El español lideró las 15 vueltas de principio a fin, aunque el triunfo estuvo lejos de ser un paseo. Su hermano Álex Márquez nunca dejó de presionarlo y Fabio Di Giannantonio también se mantuvo cerca durante toda la prueba, obligando al vigente campeón a mantener un ritmo constante hasta la bandera a cuadros.

Una victoria construida sin margen para el error
La salida fue determinante.
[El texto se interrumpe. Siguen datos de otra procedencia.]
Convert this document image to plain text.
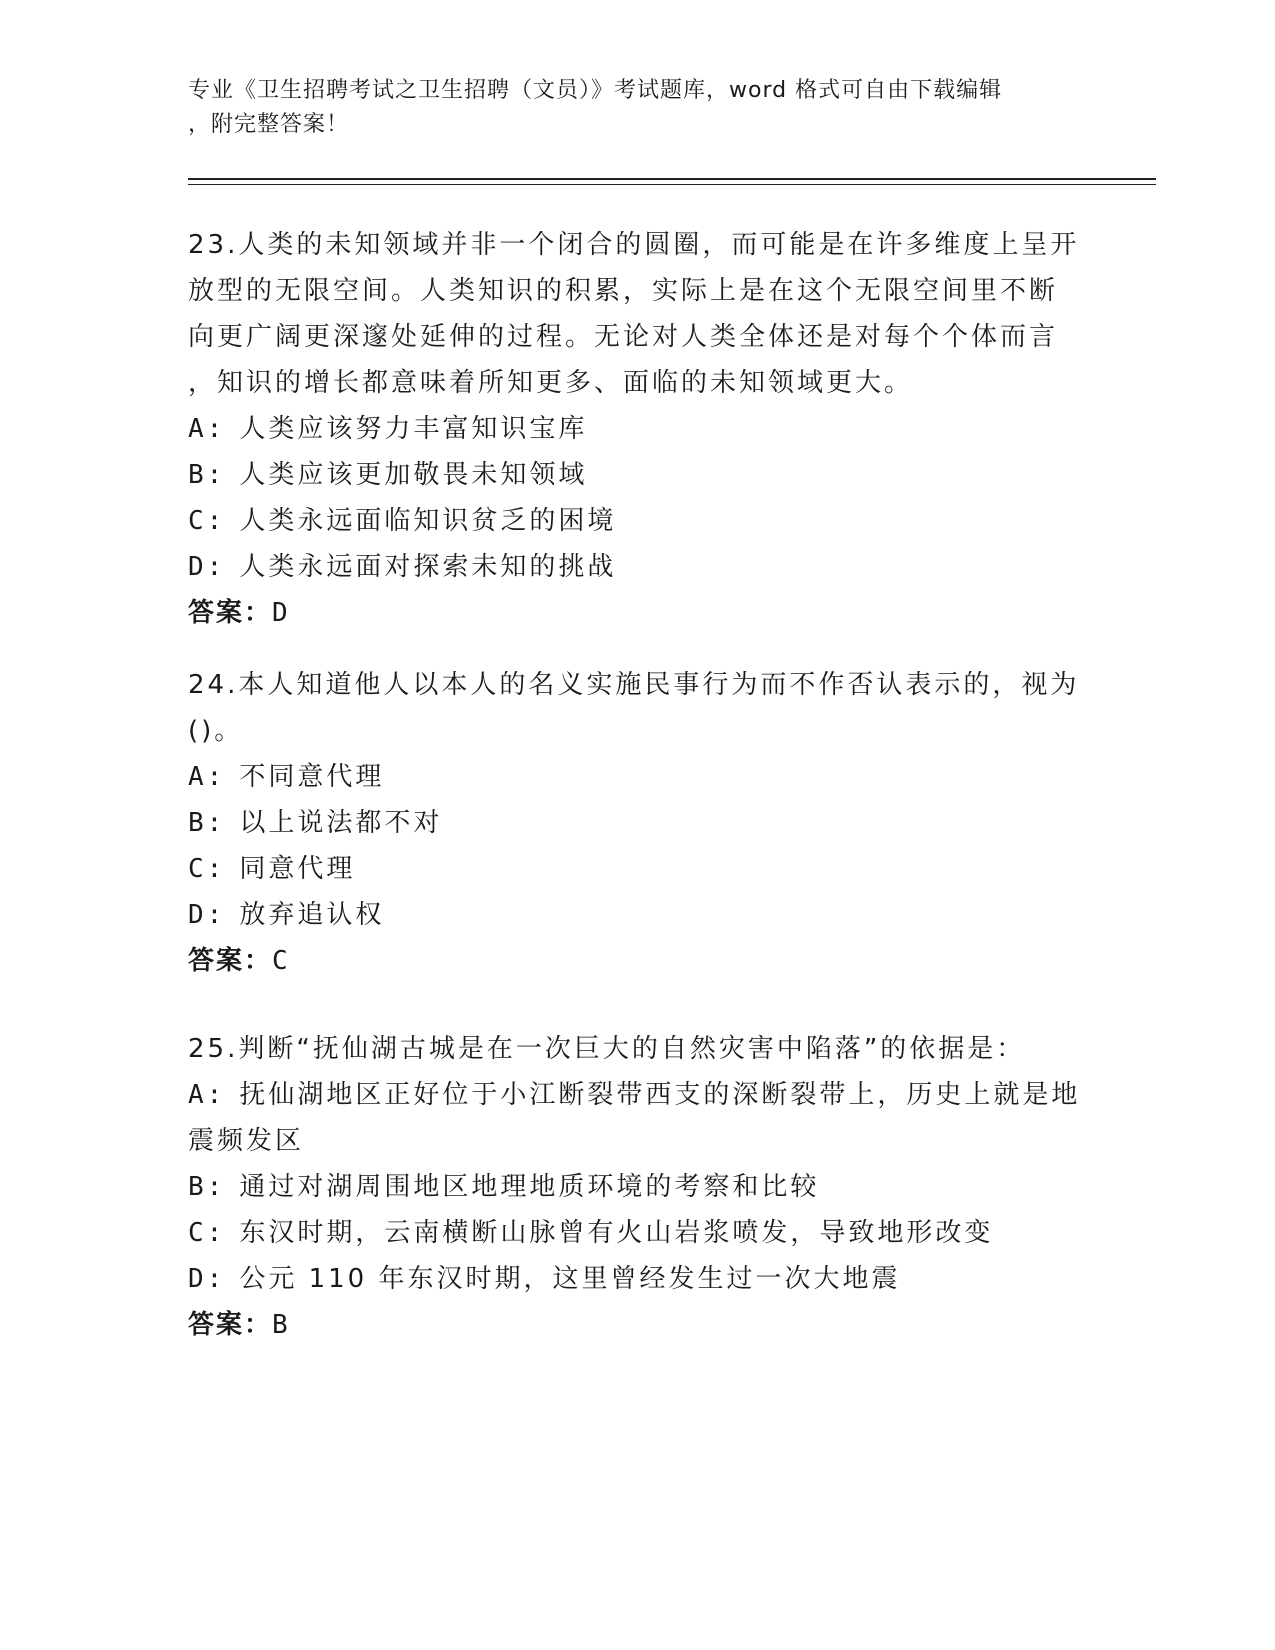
专业《卫生招聘考试之卫生招聘（文员）》考试题库，word 格式可自由下载编辑
，附完整答案！

23.人类的未知领域并非一个闭合的圆圈，而可能是在许多维度上呈开

放型的无限空间。人类知识的积累，实际上是在这个无限空间里不断

向更广阔更深邃处延伸的过程。无论对人类全体还是对每个个体而言

，知识的增长都意味着所知更多、面临的未知领域更大。

A: 人类应该努力丰富知识宝库

B: 人类应该更加敬畏未知领域

C: 人类永远面临知识贫乏的困境

D: 人类永远面对探索未知的挑战

答案：D

24.本人知道他人以本人的名义实施民事行为而不作否认表示的，视为

()。

A: 不同意代理

B: 以上说法都不对

C: 同意代理

D: 放弃追认权

答案：C

25.判断“抚仙湖古城是在一次巨大的自然灾害中陷落”的依据是：

A: 抚仙湖地区正好位于小江断裂带西支的深断裂带上，历史上就是地

震频发区

B: 通过对湖周围地区地理地质环境的考察和比较

C: 东汉时期，云南横断山脉曾有火山岩浆喷发，导致地形改变

D: 公元 110 年东汉时期，这里曾经发生过一次大地震

答案：B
Márquez conservó la primera posición en la llegada a la primera curva, mientras Álex se acomodó detrás de él y Di Giannantonio recuperó rápidamente el tercer lugar tras superar a Ai Ogura en la vuelta inicial.
A medida que avanzó la carrera, el trío de cabeza comenzó a distanciarse del resto del grupo. Marc llegó a abrir una pequeña ventaja, pero en los giros finales Álex volvió a reducir la diferencia y mantuvo la presión hasta los últimos metros. Di Giannantonio también encontró ritmo en el cierre, aunque no fue suficiente para alterar el orden del podio.
Detrás de los tres Ducati finalizaron Ai Ogura y Raúl Fernández, completando otra sólida actuación para Trackhouse.
Un resultado que acerca a Márquez
Además de sumar una nueva victoria al sprint, Márquez aprovechó un fin de semana complicado para algunos de sus rivales directos. Jorge Martín limitó los daños con un sexto puesto, mientras que Marco Bezzecchi quedó fuera del Gran Premio tras la fractura de clavícula sufrida durante la clasificación.
El triunfo permitió al español reducir diferencias en la clasificación del campeonato y llegar con confianza a la carrera del domingo. Más allá de los puntos, volvió a dejar una imagen conocida en Alemania: la de un piloto que sabe administrar la presión cuando el margen de error es mínimo y que sigue encontrando en Sachsenring uno de sus escenarios más competitivos.